ソクラテスの孫弟子に当たるアリストテレスは、アテナイに学塾を創り、弟子たちと屋根付きの歩道(ペリパトス)を散策しながら、議論をしたり知識を伝授していたところから、『逍遥(しょうよう)学派』と呼ばれていた。
孔子も弟子たちと散策しながら問答をしているから、この章句も実際にあったことなのかもしれない。『豚に真珠』というのは『新約聖書』にある言葉だが、仏教関連では『豚に念仏』や『馬の耳に念仏』という言葉がある。 要するに『猫に小判』で価値がわからない譬えである。価値がわからないから、話して聞かせても『馬耳東風』で聞き流してしまう。
とにかく、自分が知った知識を、まず最初にひけらかそうとしてはならない。 それはさしずめ料理で言えば、確かに『良い食材』を手に入れたのかもしれない。だが、それを食材のままテーブルに出しても、いささか相手がその価値を理解して喜ぶとは限らない。
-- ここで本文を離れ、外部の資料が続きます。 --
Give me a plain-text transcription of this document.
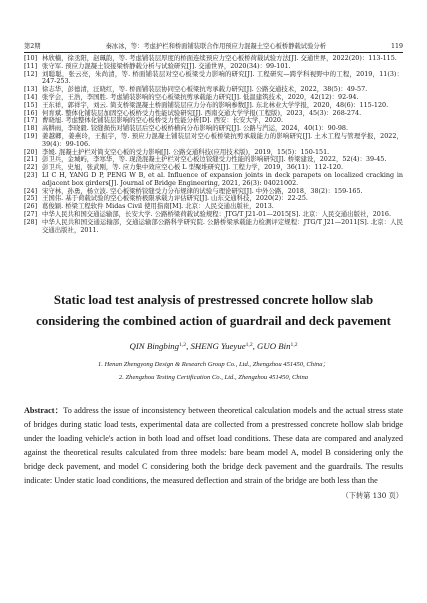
第2期	秦冰冰，等：考虑护栏和桥面铺装联合作用预应力混凝土空心板桥静载试验分析	119
[10] 林欣楠，徐丞阳，赵珮韵，等. 考虑铺装层厚度的桥面连续预应力空心板桥荷载试验方法[J]. 交通世界，2022(20)：113-115.
[11] 张守军. 预应力混凝土铰接梁桥静载分析与试验研究[J]. 交通世界，2020(34)：99-101.
[12] 刘聪聪，张云亮，朱尚清，等. 桥面铺装层对空心板梁受力影响的研究[J]. 工程研究—跨学科视野中的工程，2019，11(3)：247-253.
[13] 徐志华，彭德清，汪晓红，等. 桥面铺装层协同空心板梁抗弯承载力研究[J]. 公路交通技术，2022，38(5)：49-57.
[14] 张学会，王浩，李国胜. 考虑铺装影响的空心板梁抗剪承载能力研究[J]. 低温建筑技术，2020，42(12)：92-94.
[15] 王东祥，郭祥宇，刘云. 简支桥梁混凝土桥面铺装层应力分布的影响参数[J]. 东北林业大学学报，2020，48(6)：115-120.
[16] 何育斌. 整体化铺装层加固空心板桥受力性能试验研究[J]. 西南交通大学学报(工程版)，2023，45(3)：268-274.
[17] 曹晓旭. 考虑整体化铺装层影响的空心板桥受力性能分析[D]. 西安：长安大学，2020.
[18] 高耕雨，李晓毅. 铰缝损伤对铺装层后空心板桥横向分布影响的研究[J]. 公路与汽运，2024，40(1)：90-98.
[19] 姜越卿，姜燕玲，王振宇，等. 预应力混凝土铺装层对空心板桥梁抗剪承载能力的影响研究[J]. 土木工程与管理学报，2022，39(4)：99-106.
[20] 李媛. 混凝土护栏对简支空心板的受力影响[J]. 公路交通科技(应用技术版)，2019，15(5)：150-151.
[21] 彭卫兵，金城屿，李寒华，等. 现浇混凝土护栏对空心板边铰缝受力性能的影响研究[J]. 桥梁建设，2022，52(4)：39-45.
[22] 彭卫兵，史旭，张武刚，等. 应力集中效应空心板 L 型聚堆研究[J]. 工程力学，2019，36(11)：112-120.
[23] LI C H, YANG D P, PENG W B, et al. Influence of expansion joints in deck parapets on localized cracking in adjacent box girders[J]. Journal of Bridge Engineering, 2021, 26(3): 04021002.
[24] 宋守林，孙勇，杨立波. 空心板梁桥铰缝受力分布规律的试验与理论研究[J]. 中外公路，2018，38(2)：159-165.
[25] 王国伟. 基于荷载试验的空心板梁桥极限承载力评估研究[J]. 山东交通科技，2020(2)：22-25.
[26] 葛俊颖. 桥梁工程软件 Midas Civil 使用指南[M]. 北京：人民交通出版社，2013.
[27] 中华人民共和国交通运输部，长安大学. 公路桥梁荷载试验规程：JTG/T J21-01—2015[S]. 北京：人民交通出版社，2016.
[28] 中华人民共和国交通运输部，交通运输部公路科学研究院. 公路桥梁承载能力检测评定规程：JTG/T J21—2011[S]. 北京：人民交通出版社，2011.
Static load test analysis of prestressed concrete hollow slab considering the combined action of guardrail and deck pavement
QIN Bingbing$^{1,2}$, SHENG Yueyue$^{1,2}$, GUO Bin$^{1,2}$
1. Henan Zhengyong Design & Research Group Co., Ltd., Zhengzhou 451450, China；
2. Zhengzhou Testing Certification Co., Ltd., Zhengzhou 451450, China
Abstract：To address the issue of inconsistency between theoretical calculation models and the actual stress state of bridges during static load tests, experimental data are collected from a prestressed concrete hollow slab bridge under the loading vehicle's action in both load and offset load conditions. These data are compared and analyzed against the theoretical results calculated from three models: bare beam model A, model B considering only the bridge deck pavement, and model C considering both the bridge deck pavement and the guardrails. The results indicate: Under static load conditions, the measured deflection and strain of the bridge are both less than the
（下转第 130 页）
相手はアレルギーを持っているかもしれない。好き嫌いがあるかもしれない。そういうことを考えると、自分が良いと思った食材の価値を、人がそのまま理解してくれるとは限らないのだ。
本当に理解してほしければ、まず自分で調理することだ。相手にふるまいたいなら、相手好みに味付けして味わってもらう。カスタマイズされて出来上がったその料理は、必ずや相手を喜ばせる。そして初めて、その食材の価値のなんとやらを理解されるだろう。『良い食材』が入ったと思ったら、まず自分で吟味するのだ。そしてその『調理法』をマスター(会得)し、それから伝授する。
例えば宮崎駿の『風の谷のナウシカ』には、アニメ作品のメタファー(裏テーマ)で、エコロジーを忘れ、エゴチズムの欲で盲目になった人間への警鐘が鳴らされている。だが子供や、その他の興味本位で観た視聴者が、そんな重いテーマを考えるためにこの作品を観ようと思っただろうか。いや、それが前面に押し出されている『教材』的な作品であれば、あれだけの人は観なかっただろう。
しかし宮崎駿は、その重苦しい、それでいて人が考えるべきテーマをメタファーに込めて、アニメーションという『食べやすい料理』に調理し、人々を振る舞うことに成功したのである。彼らは料理をおいしく食べ、しかも『メタメッセージ』を受け取った。本当に人に理解して欲しい智慧や知識があれば、まず『人間の仕組み』を知り、それに沿った調理法を考える為に調理場に立たなければならない。
参照文献
子曰わく、道に聴きて塗に説くは、徳をこれ棄つるなり。